= Mark Morton (businessman) =

American businessman and philanthropist (1858–1951)

Mark Morton (November 22, 1858 – June 25, 1951) was an American businessman and philanthropist. He co-founded the Morton Salt Company.

==Early life==
He was born in 1858 in Omaha, Nebraska. His father, J. Sterling Morton, was acting territorial governor of Nebraska, a former United States Secretary of Agriculture, and founder of Arbor Day. His mother, Caroline Joy Morton, was the only Caucasian woman present at the signing of the 1854 "Treaty with the Omaha" which paved the way for Nebraska's statehood. He grew up at the family home at Arbor Lodge, and attended public schools in Nebraska City.

At the age of 18, Mark Morton went to work for his older brother, Paul Morton, as a clerk for the Burlington Railroad. In 1882, he became a salesman for the Harvey Lumber Co. of Chicago, and in 1890 was made superintendent of the main plant of the Nebraska City Packing Co. Later in life, he was also president of the Western Cold Storage Company (a major builder and provider of refrigerated storage facilities and railroad cars for the meatpacking industry).

==Morton Salt and other business ventures==
Morton and his second-eldest brother, Joy, were lifelong business partners. In 1885, he and Joy Morton co-founded the Joy Morton Lumber Co. They later co-founded the Morton Sand and Gravel Company.

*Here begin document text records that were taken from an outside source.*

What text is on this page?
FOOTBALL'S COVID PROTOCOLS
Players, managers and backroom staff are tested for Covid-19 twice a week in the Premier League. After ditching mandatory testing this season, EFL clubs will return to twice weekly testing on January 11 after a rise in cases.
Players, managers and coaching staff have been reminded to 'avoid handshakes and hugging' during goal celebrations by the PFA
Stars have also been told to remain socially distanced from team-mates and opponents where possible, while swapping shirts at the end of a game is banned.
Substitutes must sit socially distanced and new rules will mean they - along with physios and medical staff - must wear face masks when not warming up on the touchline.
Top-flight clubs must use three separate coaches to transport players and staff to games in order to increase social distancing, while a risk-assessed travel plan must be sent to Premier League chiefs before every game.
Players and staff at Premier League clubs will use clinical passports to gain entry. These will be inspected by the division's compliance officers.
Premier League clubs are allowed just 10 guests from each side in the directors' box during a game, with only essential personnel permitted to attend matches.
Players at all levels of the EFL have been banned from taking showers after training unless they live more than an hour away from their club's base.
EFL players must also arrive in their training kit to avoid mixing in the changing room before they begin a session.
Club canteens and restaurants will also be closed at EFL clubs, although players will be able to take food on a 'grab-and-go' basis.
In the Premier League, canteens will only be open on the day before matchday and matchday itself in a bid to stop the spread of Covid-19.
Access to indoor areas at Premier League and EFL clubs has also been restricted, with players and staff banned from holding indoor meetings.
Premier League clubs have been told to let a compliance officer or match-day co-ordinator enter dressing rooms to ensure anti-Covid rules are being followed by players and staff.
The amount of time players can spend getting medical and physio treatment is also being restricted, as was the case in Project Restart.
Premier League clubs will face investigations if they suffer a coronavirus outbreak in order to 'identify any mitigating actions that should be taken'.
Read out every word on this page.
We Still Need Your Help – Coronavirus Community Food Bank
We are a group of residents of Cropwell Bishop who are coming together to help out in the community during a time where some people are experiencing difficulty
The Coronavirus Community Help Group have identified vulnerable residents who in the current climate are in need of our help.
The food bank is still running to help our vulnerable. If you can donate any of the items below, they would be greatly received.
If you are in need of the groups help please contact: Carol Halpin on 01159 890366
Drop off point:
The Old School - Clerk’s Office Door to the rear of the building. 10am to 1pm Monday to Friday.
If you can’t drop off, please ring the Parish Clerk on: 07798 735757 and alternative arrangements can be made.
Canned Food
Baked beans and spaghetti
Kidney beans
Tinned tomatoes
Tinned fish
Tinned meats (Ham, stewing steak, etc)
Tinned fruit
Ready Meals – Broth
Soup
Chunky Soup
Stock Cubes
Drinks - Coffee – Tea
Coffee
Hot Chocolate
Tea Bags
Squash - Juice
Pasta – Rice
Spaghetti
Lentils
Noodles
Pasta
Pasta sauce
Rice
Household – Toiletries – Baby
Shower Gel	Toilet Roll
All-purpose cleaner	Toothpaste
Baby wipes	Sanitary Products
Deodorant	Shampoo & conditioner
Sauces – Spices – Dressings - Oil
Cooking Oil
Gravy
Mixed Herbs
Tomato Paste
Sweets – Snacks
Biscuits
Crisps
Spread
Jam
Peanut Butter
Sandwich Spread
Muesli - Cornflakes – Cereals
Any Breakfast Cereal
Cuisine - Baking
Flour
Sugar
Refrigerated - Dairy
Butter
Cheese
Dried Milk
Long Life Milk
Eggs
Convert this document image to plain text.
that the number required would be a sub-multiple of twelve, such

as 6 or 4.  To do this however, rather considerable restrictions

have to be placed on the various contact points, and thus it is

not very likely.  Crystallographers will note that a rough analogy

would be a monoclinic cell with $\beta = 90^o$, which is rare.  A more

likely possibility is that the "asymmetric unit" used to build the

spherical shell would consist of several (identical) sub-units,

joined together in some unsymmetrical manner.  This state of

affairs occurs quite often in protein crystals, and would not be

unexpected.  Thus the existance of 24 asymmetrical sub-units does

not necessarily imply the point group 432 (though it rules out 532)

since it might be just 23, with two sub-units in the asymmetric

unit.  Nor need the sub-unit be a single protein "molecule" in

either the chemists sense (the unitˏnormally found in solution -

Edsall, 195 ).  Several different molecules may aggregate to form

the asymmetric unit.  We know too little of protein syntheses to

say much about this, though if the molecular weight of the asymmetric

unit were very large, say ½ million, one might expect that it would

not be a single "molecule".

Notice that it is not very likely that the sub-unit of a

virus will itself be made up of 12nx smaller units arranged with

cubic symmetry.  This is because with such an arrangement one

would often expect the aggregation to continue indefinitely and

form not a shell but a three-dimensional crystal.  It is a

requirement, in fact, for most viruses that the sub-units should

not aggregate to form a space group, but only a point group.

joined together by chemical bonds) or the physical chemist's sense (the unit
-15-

They purchased Richmond and Company, a salt distributor in 1886 and renamed it Joy Morton and Company. Mark Morton was the company's vice president and one of its directors from its founding until his retirement in 1922. The company became the International Salt Company in 1902. Morton was forced to testify in federal court in 1903 after government investigators accused the company of antitrust violations. The company was incorporated in Illinois as the Morton Salt Company in 1910.

Morton was an active member of the Employers' Association of Greater Chicago, and was the anti-union organization's president in 1905.

==Family life and scandal==
Mark Morton married the former Martha Parkhurst Weare. The couple had four children: Laura, Helen, Joy and Jane. Martha Morton died in 1947.

His family life was something of an unhappy one. In 1914, his daughter Helen Morton eloped with Col. Roger Bayly. Morton tracked down his daughter and challenged the marriage on the grounds that she was mentally deranged. A court ruled in his favor, and Helen Morton was committed to an asylum. The marriage and institutionalization was a national scandal which highly embarrassed Mark Morton. When the distinguished journalist Webb Miller attempted to interview Helen Morton, Mark Morton kidnapped him and drove off with Miller tied up in the trunk of his car. Morton crashed the automobile, and police discovered the bound Miller in the vehicle. Miller sued Morton, but won only a minimal payment six years later.

==Retirement and death==
In 1931, after his retirement, Mark Morton built a mansion and settled in what is now Carol Stream (DuPage County), Illinois. He raised and bred horses, cattle, sheep and many other animals. He was one of the co-founders of the International Livestock Exhibition. He was seriously injured in 1937 when a train struck his car at a crossing.

He died at his home after a lengthy illness on June 25, 1951, at the age of 92. He left the bulk of his $750,000 fortune to charity.